A to, że to Chińska podróbka jakiegoś Japońskiego silniczka to byłem niemal pewien :)
@antyfrajer no ale też są małe łyżki dziegciu. Mianowicie statory w prądnicach. W zasadzie wszystkie są takie same, ale kolory przewodów od nich już niekoniecznie XD. Dlatego warto podłączając nowy stator, organoleptycznie spojrzeć czy dany kolor przewodu idzie do dokładnie tej samej cewki. Bo niezła szecherezada tu potrafi być odjaniepawlona. A potem ktoś tak podłącza kostki na pałę i zdziwony że nie pali.
Oczywiście takie podmianki nie są przypadkowo i wynika to z idiotycznego utrudnienia producenta, by właśnie nie było to aż tak proste.
Wszystkie te sprzęty i tak są klepane w jednej chińskiej fabryce, nazwa wybitnie chińska coś w stylu "Lintang" czy jakoś takoś.
Znowu co do samych części to tak trochę na dwoje babka wróżyła. Bo z jednej strony części owszem są, ale jakość tych części jest mocno dyskusyjna.
Bo gdy kupisz taką np yamahę TZR 50, to idziesz do hurtowni motoryzacyjnej i kupujesz części renomowanych producentów. Hamulce TRW, cewki NGK i wiesz że to będzie hulać.
Tu producent jest "ściśle tajny" i nie wiesz czy nowa cewka faktycznie jest sprawna. To loteria. A nie zawsze idzie podpasować coś renomowanego. Akurat cewki WN idzie dobrać, ale z niektórymi rzeczami jest serio dramat. A niech ci strzelą uszczelki w zacisku hamulcowym albo pompie. Serio robi się problem.
Co równie frustrujące, do takich sprzętów mega często nie ma żadnej dokumentacji serwisowej. Więc większość wartości trzeba ustawiać "na oko" albo właśnie wzorując się na super cub.

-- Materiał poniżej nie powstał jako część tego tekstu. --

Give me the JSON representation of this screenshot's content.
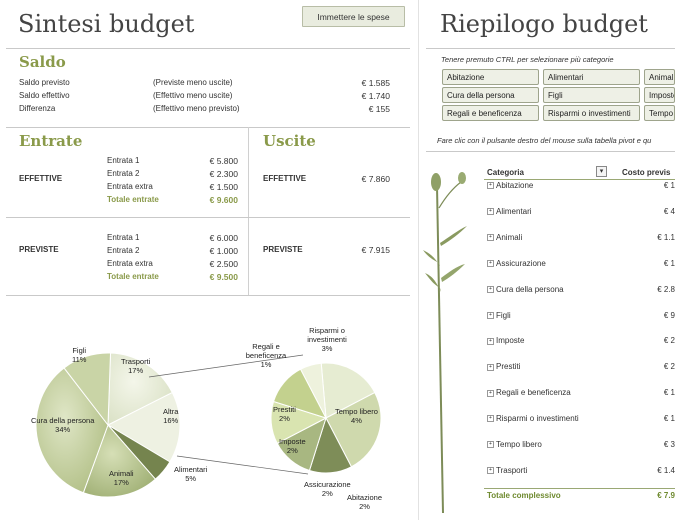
{
  "left": {
    "title": "Sintesi budget",
    "button_label": "Immettere le spese",
    "saldo": {
      "heading": "Saldo",
      "rows": [
        {
          "label": "Saldo previsto",
          "note": "(Previste meno uscite)",
          "value": "€ 1.585"
        },
        {
          "label": "Saldo effettivo",
          "note": "(Effettivo meno uscite)",
          "value": "€ 1.740"
        },
        {
          "label": "Differenza",
          "note": "(Effettivo meno previsto)",
          "value": "€ 155"
        }
      ]
    },
    "entrate": {
      "heading": "Entrate",
      "effettive": {
        "label": "EFFETTIVE",
        "rows": [
          {
            "label": "Entrata 1",
            "value": "€ 5.800"
          },
          {
            "label": "Entrata 2",
            "value": "€ 2.300"
          },
          {
            "label": "Entrata extra",
            "value": "€ 1.500"
          }
        ],
        "total_label": "Totale entrate",
        "total_value": "€ 9.600"
      },
      "previste": {
        "label": "PREVISTE",
        "rows": [
          {
            "label": "Entrata 1",
            "value": "€ 6.000"
          },
          {
            "label": "Entrata 2",
            "value": "€ 1.000"
          },
          {
            "label": "Entrata extra",
            "value": "€ 2.500"
          }
        ],
        "total_label": "Totale entrate",
        "total_value": "€ 9.500"
      }
    },
    "uscite": {
      "heading": "Uscite",
      "effettive": {
        "label": "EFFETTIVE",
        "value": "€ 7.860"
      },
      "previste": {
        "label": "PREVISTE",
        "value": "€ 7.915"
      }
    }
  },
  "chart_data": [
    {
      "type": "pie",
      "title": "",
      "slices": [
        {
          "label": "Cura della persona",
          "pct": "34%",
          "value": 34
        },
        {
          "label": "Figli",
          "pct": "11%",
          "value": 11
        },
        {
          "label": "Trasporti",
          "pct": "17%",
          "value": 17
        },
        {
          "label": "Altra",
          "pct": "16%",
          "value": 16
        },
        {
          "label": "Alimentari",
          "pct": "5%",
          "value": 5
        },
        {
          "label": "Animali",
          "pct": "17%",
          "value": 17
        }
      ]
    },
    {
      "type": "pie",
      "title": "",
      "slices": [
        {
          "label": "Risparmi o investimenti",
          "pct": "3%",
          "value": 3
        },
        {
          "label": "Tempo libero",
          "pct": "4%",
          "value": 4
        },
        {
          "label": "Abitazione",
          "pct": "2%",
          "value": 2
        },
        {
          "label": "Assicurazione",
          "pct": "2%",
          "value": 2
        },
        {
          "label": "Imposte",
          "pct": "2%",
          "value": 2
        },
        {
          "label": "Prestiti",
          "pct": "2%",
          "value": 2
        },
        {
          "label": "Regali e beneficenza",
          "pct": "1%",
          "value": 1
        }
      ]
    }
  ],
  "right": {
    "title": "Riepilogo budget",
    "hint": "Tenere premuto CTRL per selezionare più categorie",
    "slicers": [
      "Abitazione",
      "Alimentari",
      "Animali",
      "Cura della persona",
      "Figli",
      "Imposte",
      "Regali e beneficenza",
      "Risparmi o investimenti",
      "Tempo libero"
    ],
    "pivot_hint": "Fare clic con il pulsante destro del mouse sulla tabella pivot e qu",
    "pivot": {
      "col_category": "Categoria",
      "col_cost": "Costo previs",
      "rows": [
        {
          "label": "Abitazione",
          "value": "€ 1"
        },
        {
          "label": "Alimentari",
          "value": "€ 4"
        },
        {
          "label": "Animali",
          "value": "€ 1.1"
        },
        {
          "label": "Assicurazione",
          "value": "€ 1"
        },
        {
          "label": "Cura della persona",
          "value": "€ 2.8"
        },
        {
          "label": "Figli",
          "value": "€ 9"
        },
        {
          "label": "Imposte",
          "value": "€ 2"
        },
        {
          "label": "Prestiti",
          "value": "€ 2"
        },
        {
          "label": "Regali e beneficenza",
          "value": "€ 1"
        },
        {
          "label": "Risparmi o investimenti",
          "value": "€ 1"
        },
        {
          "label": "Tempo libero",
          "value": "€ 3"
        },
        {
          "label": "Trasporti",
          "value": "€ 1.4"
        }
      ],
      "total_label": "Totale complessivo",
      "total_value": "€ 7.9"
    }
  }
}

Z drugiej strony jednak już tyle osób oklepało te silniczki że większość idzie znaleźć na forach :P .
W zasadzie każdy silnik w chińskim pojeździe jest klonem jakiegoś silnika japońskiego. Hyosung kopiował od suzuki. Silniki 125cm3 często są konstrukcji yamahy.
Znowu nawet przy markowych motocyklach czy motorowerach, otrzymanie pewnych części jest trudne. Do mojej YBR125 z 2005r miałem problem ściągnąć tarczę hamulcową i to przez ASO (2 miesiące oczekiwania). Akcesoryjne osłony przednich amortyzatorów trzeba było ściągać z Chin (bo bliźniaczy, aczkolwiek niesprzedawany w Europie model JYM 125 już takie gumy posiadał, a JYM 125 nie był sprzedawany w Europie, a jakże, z powodu normy emisji spalin i dodatkowego cięcia kosztów).
Ogólnie temat rzeka :P .
Jak kto dbał, tak miał... Wg mnie przy prawidłowej eksploatacji i poświęceniu temu sprzętowi kilku godzin w miesiącu, był praktycznie niezawodny.